I have written so many articles about starting a business, striking off in new directions, etc., etc. that I can’t believe I failed to mention one of the most basic rules of them all when it comes to starting your own craft business.

Lower your cost of living to the point where you can pay for rent and food doing odd jobs or nothing at all for the next year forseeable future.

If you live in a comfortable suburban house and you have bailed out or were thrown from the corporate mothership, don’t expect that you are going to develop a craft business in less than six months and a decent customer base in less than a year.

During that time you will be laying out money for equipment and training and you will still have to pay the mortgage and all the other expenses for your lovely home. You will burn through your 401K and any savings faster than you can believe.

This also applies if you are setting up any kind of business that requires significant startup expense. You need to completely restructure your living arrangements so that your cost of living can be covered during the startup period and for some time beyond.

This calls for a great deal of resolve and understanding by all members of the family. Life is not going to continue in the same old way.

Sell the Land Rover and the McMansion outside Metropolis and look for an old farm with outbuildings that don’t leak too badly that you can buy for cash or on terms that give you a mortgage payment of a few hundred dollars a month. Buy a used van or pickup truck and a used car for cash.

Put enough money away to live on for six months and rethink your identity. You are starting over and you are no longer a senior manager or VP of anything. You need to get busy and learn your new trade in a big hurry. Take classes at a good craft school. Learn the ropes by working as an apprentice if you can. If your significant other is not engaged in learning a craft, she or he should find work that provides enough income that your bank balance does not dwindle.
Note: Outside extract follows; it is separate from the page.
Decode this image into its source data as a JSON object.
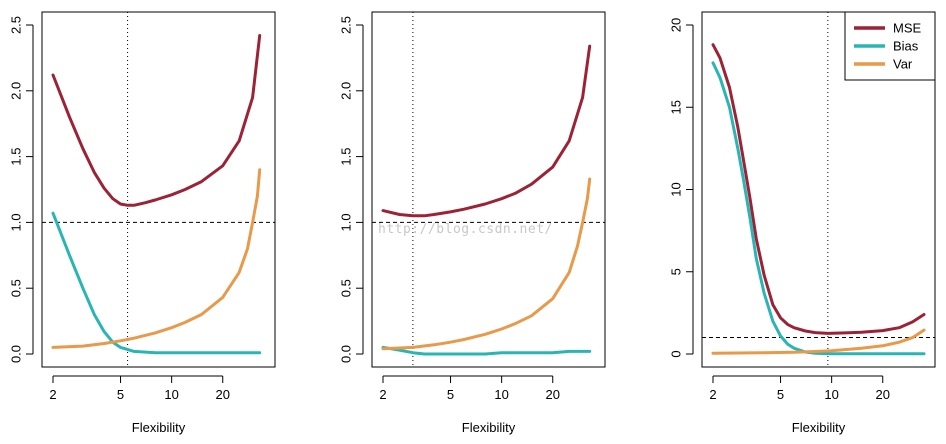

Make everyone part of the new solution. Ideally, your new venture should provide work for all members of the family, but if the teenagers aren’t interested in your craft venture, they need to find employment and an educational path that fits your new circumstances.

You don’t have to follow this advice of course, because you can always choose to find another corporate berth instead of risking everything on your own business acumen. However, you will probably have to sell the house and the Land Rover anyway if you are over fifty because it may take you a year to find a new job and it will pay less than your last job.

This may sound unduly grim, but it has been done by thousands of people and they have emerged from the experience stronger and more self reliant than ever before. The freedom that comes from managing your own destiny more than makes up for the temporary hardships of starting your own craft business.

Find any successful craftsperson or artist and ask how they lived until they became successful and you will hear a story much like I have described here.

Talk to artists and craftspeople who quit after a short, unsuccessful attempt at starting a career in the arts and you will find that they ran out of money before they could become self-supporting. You will also find that their lifestyle had a lot of creature comforts that did nothing to advance their careers.

Whether this change in life is a forced decision or a free choice, changing your lifestyle and cutting your costs to the bone will give you the best chance of a successful transition.

If you have gotten this far, it has probably occurred to you that this same advice applies if you are embarking on a career as a writer or a musician. Your lifestyle has to be leaner and meaner than you ever imagined if you are to succeed.